И султан Мухаммед, услышав это, тотчас же послал начальников стражи осмотреть все тюрьмы в надежде найти шейха Гассана Абдаллаха еще в живых. И судьбе было угодно, чтобы шейх оказался жив. И начальники стражи по приказанию султана одели его в почетную одежду и привели его пред лицо господина своего. И султан Мухаммед увидел, что это был человек почтенной наружности, лицо которого носило печать глубоких страданий. И султан поднялся в его честь и попросил простить все несправедливые притеснения, которым подверг его халиф Тхейлун, отец его. Затем он усадил его подле себя и, вручая ему кожаный свиток, сказал ему:
— О почтенный шейх, я не хочу долее удерживать у себя эту вещь, которая не мне принадлежит, хотя бы мог благодаря ей овладеть всеми сокровищами земли.
Услышав эти слова султана, шейх Гассан Абдаллах пролил обильные слезы и, воздев руки к небу, воскликнул:
— Господи, Ты воистину источник всякой мудрости, ибо лишь по Твоему велению одна и та же почва производит и отравы ядовитые, и целебные растения! Целых сорок лет жизни моей пропали в темнице! И не кому иному, как сыну притеснителя моего обязан я счастьем умереть, увидев снова солнце! Господи, хвала и слава Тебе, чьи веления неисповедимы! — Затем он обратился к султану и сказал: — О господин и повелитель наш, то, в чем отказал я насилию, я охотно уступлю доброте! Свиток этот, за обладание которым я не раз рисковал жизнью, будет отныне твоей законной собственностью. В нем начало и конец всей учености, и это единственное сокровище, принесенное мною из города царя Шаддада бен-Ада-Ирама Многоколонного[15], таинственного города, куда не проникал ни один человек.

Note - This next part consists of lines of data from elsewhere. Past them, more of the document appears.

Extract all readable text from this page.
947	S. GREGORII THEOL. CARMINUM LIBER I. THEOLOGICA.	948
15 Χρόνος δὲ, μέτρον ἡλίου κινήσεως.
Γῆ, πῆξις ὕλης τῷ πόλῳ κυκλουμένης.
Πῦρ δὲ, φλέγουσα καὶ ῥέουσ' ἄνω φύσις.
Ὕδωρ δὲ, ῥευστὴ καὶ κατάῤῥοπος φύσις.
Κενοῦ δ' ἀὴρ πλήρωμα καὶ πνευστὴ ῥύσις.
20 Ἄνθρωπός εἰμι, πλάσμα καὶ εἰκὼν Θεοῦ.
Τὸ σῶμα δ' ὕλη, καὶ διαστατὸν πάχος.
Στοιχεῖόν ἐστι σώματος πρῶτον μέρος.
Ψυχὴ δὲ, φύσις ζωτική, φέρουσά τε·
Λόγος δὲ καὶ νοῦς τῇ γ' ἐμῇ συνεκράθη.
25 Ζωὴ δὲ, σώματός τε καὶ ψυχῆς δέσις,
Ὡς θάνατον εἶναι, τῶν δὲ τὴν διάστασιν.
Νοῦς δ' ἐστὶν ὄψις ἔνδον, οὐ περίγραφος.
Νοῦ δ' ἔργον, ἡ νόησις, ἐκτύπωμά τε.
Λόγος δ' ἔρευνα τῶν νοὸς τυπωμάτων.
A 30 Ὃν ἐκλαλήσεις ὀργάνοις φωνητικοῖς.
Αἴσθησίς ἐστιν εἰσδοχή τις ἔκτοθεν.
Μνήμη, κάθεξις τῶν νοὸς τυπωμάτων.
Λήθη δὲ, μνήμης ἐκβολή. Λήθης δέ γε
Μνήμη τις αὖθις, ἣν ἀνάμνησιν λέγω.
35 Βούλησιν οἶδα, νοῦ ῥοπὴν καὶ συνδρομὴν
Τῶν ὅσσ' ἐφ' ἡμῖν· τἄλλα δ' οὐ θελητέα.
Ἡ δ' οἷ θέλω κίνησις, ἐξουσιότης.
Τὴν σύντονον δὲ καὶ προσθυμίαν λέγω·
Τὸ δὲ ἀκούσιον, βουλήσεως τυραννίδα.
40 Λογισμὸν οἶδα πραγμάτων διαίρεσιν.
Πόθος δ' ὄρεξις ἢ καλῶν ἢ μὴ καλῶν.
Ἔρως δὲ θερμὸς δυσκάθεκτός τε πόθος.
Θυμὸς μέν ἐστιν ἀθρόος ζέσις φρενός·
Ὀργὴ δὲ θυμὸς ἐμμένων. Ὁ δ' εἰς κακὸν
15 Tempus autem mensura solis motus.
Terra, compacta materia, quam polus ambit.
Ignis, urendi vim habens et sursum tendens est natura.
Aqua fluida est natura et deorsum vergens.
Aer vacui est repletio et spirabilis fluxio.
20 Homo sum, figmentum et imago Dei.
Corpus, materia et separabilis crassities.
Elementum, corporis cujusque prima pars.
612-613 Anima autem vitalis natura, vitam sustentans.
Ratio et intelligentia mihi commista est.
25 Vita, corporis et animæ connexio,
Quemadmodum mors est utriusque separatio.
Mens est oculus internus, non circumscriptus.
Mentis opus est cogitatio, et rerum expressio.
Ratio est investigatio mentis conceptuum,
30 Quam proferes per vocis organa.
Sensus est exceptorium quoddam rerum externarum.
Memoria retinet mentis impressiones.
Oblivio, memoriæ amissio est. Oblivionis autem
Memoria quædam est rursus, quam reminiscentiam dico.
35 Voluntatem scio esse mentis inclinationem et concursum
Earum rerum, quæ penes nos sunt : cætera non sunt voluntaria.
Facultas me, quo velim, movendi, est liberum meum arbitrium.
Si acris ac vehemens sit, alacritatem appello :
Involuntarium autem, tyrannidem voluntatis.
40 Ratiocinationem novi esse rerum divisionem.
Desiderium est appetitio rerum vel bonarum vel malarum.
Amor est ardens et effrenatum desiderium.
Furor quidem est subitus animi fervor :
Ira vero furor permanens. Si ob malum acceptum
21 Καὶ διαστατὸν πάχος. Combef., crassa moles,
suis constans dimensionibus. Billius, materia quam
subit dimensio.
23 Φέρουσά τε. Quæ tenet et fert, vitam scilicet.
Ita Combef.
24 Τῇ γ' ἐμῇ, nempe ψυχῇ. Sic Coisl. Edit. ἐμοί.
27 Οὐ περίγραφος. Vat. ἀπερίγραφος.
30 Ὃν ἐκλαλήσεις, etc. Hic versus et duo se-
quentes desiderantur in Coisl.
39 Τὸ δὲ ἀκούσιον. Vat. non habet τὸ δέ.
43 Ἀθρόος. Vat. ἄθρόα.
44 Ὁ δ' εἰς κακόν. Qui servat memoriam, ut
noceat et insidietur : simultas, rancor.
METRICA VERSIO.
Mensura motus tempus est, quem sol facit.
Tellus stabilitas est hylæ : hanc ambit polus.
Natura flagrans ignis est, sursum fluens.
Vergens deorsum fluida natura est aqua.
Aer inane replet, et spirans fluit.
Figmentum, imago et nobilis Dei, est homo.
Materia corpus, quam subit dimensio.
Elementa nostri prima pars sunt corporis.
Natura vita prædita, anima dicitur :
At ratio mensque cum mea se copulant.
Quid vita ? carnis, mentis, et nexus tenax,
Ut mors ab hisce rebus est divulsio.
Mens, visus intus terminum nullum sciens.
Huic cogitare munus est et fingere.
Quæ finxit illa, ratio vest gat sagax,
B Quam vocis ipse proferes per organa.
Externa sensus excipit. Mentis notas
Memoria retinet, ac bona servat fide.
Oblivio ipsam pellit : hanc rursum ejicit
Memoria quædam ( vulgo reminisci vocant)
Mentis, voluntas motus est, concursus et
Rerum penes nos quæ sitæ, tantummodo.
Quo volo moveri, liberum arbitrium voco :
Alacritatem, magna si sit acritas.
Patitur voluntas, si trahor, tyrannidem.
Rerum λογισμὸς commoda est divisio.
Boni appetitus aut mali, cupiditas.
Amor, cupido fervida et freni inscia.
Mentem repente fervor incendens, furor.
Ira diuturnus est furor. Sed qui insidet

И халиф обнял старика и сказал ему:
— О отец мой, поспеши, молю тебя, рассказать мне все, что ты знаешь об этом свитке из кожи серны и о городе царя Шаддада бен-Ада — Ираме Многоколонном!
И шейх Гассан Абдаллах ответил:
— О царь, история этого свитка есть история всей моей жизни. И если бы она была записана иглой в уголке глаза, то послужила бы хорошим уроком тому, кто читал бы ее со вниманием.
И он стал рассказывать:
— Знай, о царь времен, что отец мой был одним из самых богатых и уважаемых купцов Каира. И я единственный его сын. И отец мой ничего не жалел для моего образования и приставил ко мне лучших учителей со всего Египта. И потому к двадцати годам я был уже известен среди законоведов моими глубокими познаниями и сведениями, почерпнутыми мною из книг древних. И отец мой и мать моя, желая порадоваться моей свадьбе, дали в супруги мне юную девственницу, с очами, полными звездного сияния, с гибким и стройным станом, подобную серне по изяществу и легкости. И свадьба моя была отпразднована с великолепием. И я проводил с супругой моей дни, полные радости, и счастливые ночи. И так прожил я целых десять лет, прекрасных, как первая брачная ночь. Но, о господин мой, кто может знать, что готовит ему судьба на завтра? Итак, по прошествии этих десяти лет, промелькнувших, как сон, полный покоя ночи, я стал жертвой судьбы, и все бедствия сразу обрушились на благополучие дома моего. Ибо на протяжении нескольких дней чума унесла отца моего, пламя пожрало дом мой, а волны поглотили мои корабли, которые торговали в дальних краях моими богатствами.
И, оставшись неимущим и нагим, как ребенок, только что вышедший из чрева матери, я мог надеяться лишь на милосердие Аллаха и сострадание правоверных. И я принялся ходить по дворам мечетей с нищей братией Аллаха и жил в обществе велеречивых монахов. И нередко случалось мне, в наиболее неудачные дни, возвращаться домой без куска хлеба и, проведя весь день без пищи, ложиться спать, ничего не поев. И я до крайности терзался нищетой своей и нищетой матери моей, супруги моей и детей моих.